An example of a sighting instrument of the type to which the present invention relates is described in U.S. Pat. No. 4,859,058, the disclosure of which is incorporated herein by reference thereto.
Such a device comprises an electronic light dot reticle sight of relatively simple, lightweight construction that enables rapid and precise aiming of a firearm, even under low light conditions. A conventional implementation is of a double-barreled side-by-side construction, with a tubular battery or circuitry housing supported by a brace or strut in spaced position adjacent a firearm mountable tubular lens housing.

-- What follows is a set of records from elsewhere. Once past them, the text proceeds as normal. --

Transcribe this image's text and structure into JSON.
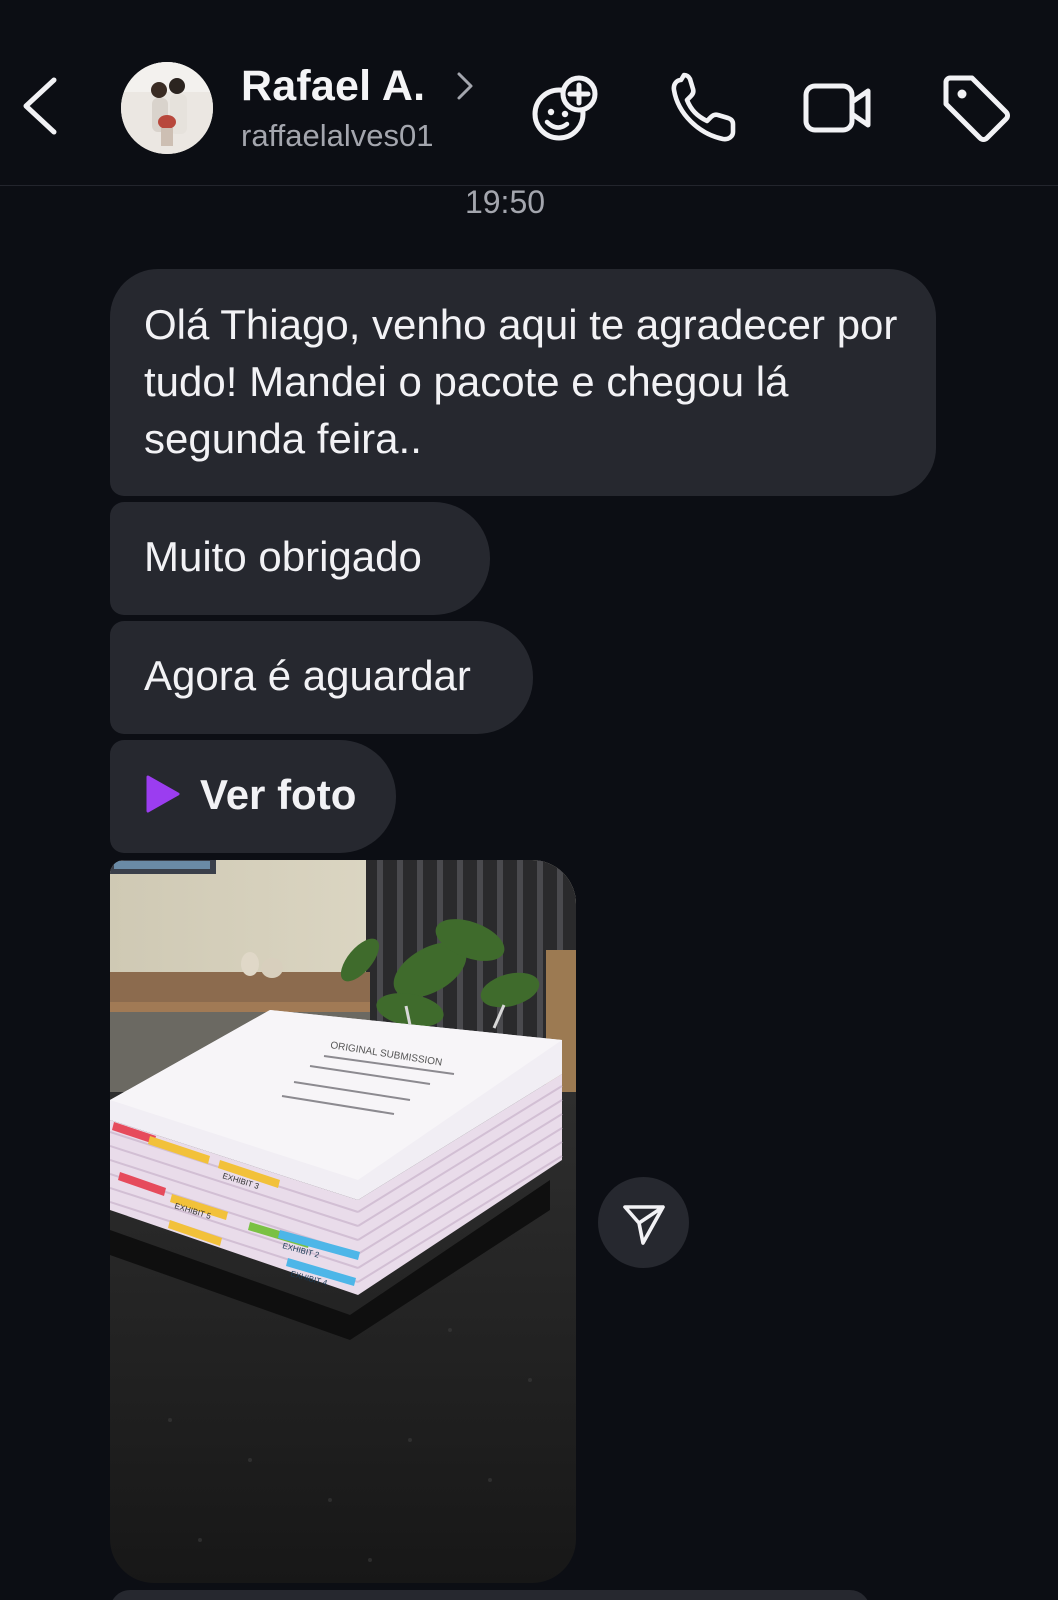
{
  "header": {
    "back_icon": "chevron-left-icon",
    "contact_name": "Rafael A.",
    "username": "raffaelalves01",
    "actions": [
      {
        "name": "effects-icon"
      },
      {
        "name": "phone-icon"
      },
      {
        "name": "video-icon"
      },
      {
        "name": "tag-icon"
      }
    ]
  },
  "thread": {
    "timestamp": "19:50",
    "messages": [
      {
        "text": "Olá Thiago, venho aqui te agradecer por tudo! Mandei o pacote e chegou lá segunda feira.."
      },
      {
        "text": "Muito obrigado"
      },
      {
        "text": "Agora é aguardar"
      },
      {
        "text": "Ver foto",
        "icon": "play-icon",
        "icon_color": "#9b3df0"
      }
    ],
    "photo": {
      "label_top": "ORIGINAL SUBMISSION",
      "tabs": [
        "EXHIBIT 3",
        "EXHIBIT 5",
        "EXHIBIT 2",
        "EXHIBIT 4"
      ]
    },
    "share_icon": "send-icon"
  },
  "colors": {
    "background": "#0c0e14",
    "bubble": "#26282f",
    "text": "#f2f2f5",
    "muted": "#a4a6ae",
    "accent": "#9b3df0"
  }
}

The lens housing has front and rear apertures and contains a lens system having a rearwardly facing concave light reflecting surface that serves as a semi-transparent mirror to produce an image of a small electric light source. The semi-transparent mirror surface and the light source are arranged so that a dot point image will be perceived ahead of the mirror surface by an observer looking through the sight, to act as a sighting mark between the observer's eye and the target. The lens system is mounted in a tube resiliently supported for variation in orientation by means of vertical and horizontal positioning screws that contact the tube to provide elevation and cross-angle or windage adjustment control for the sight by positioning the dot point image relative to the lens housing axis. The adjustment screws are marked in minute-of-angle increments, are coin turnable, and are shielded by protective dust covers.
In the conventional configuration shown in U.S. Pat. No. 4,859,058, the battery or circuitry housing has a removable cover at one end for replacement of two mercury cells that power the light source located in the lens housing. An on/off switch and intensity control for the light (and thus the dot image sighting mark) are provided at the other end of the battery housing in the form of a rotation knob rheostat. The lens housing is provided with strap brackets for mounting on a firearm, and the battery housing is joined in spaced position alongside the lens housing by a radially-directed supporting brace or strut. Electrical connection between the rheostat and power source in the battery housing and the light in the lens housing is established by wires running through the brace.
In the typical conventional configuration, the battery housing is located to the left or right of and slightly below the lens housing, so that its rheostat post and power cells are coaxially aligned in general parallel relationship to the optical axis, and thus the gun axis. The cells are loaded in the housing and acted upon by a spring which provides a stabilizing bias in the presences of firing forces to maintain the position of the cells.
Guns such as air guns have a "forward" recoil, due to the spring hitting the bottom of the air cylinder. Other guns have a backward recoil due to the firing of the projectile.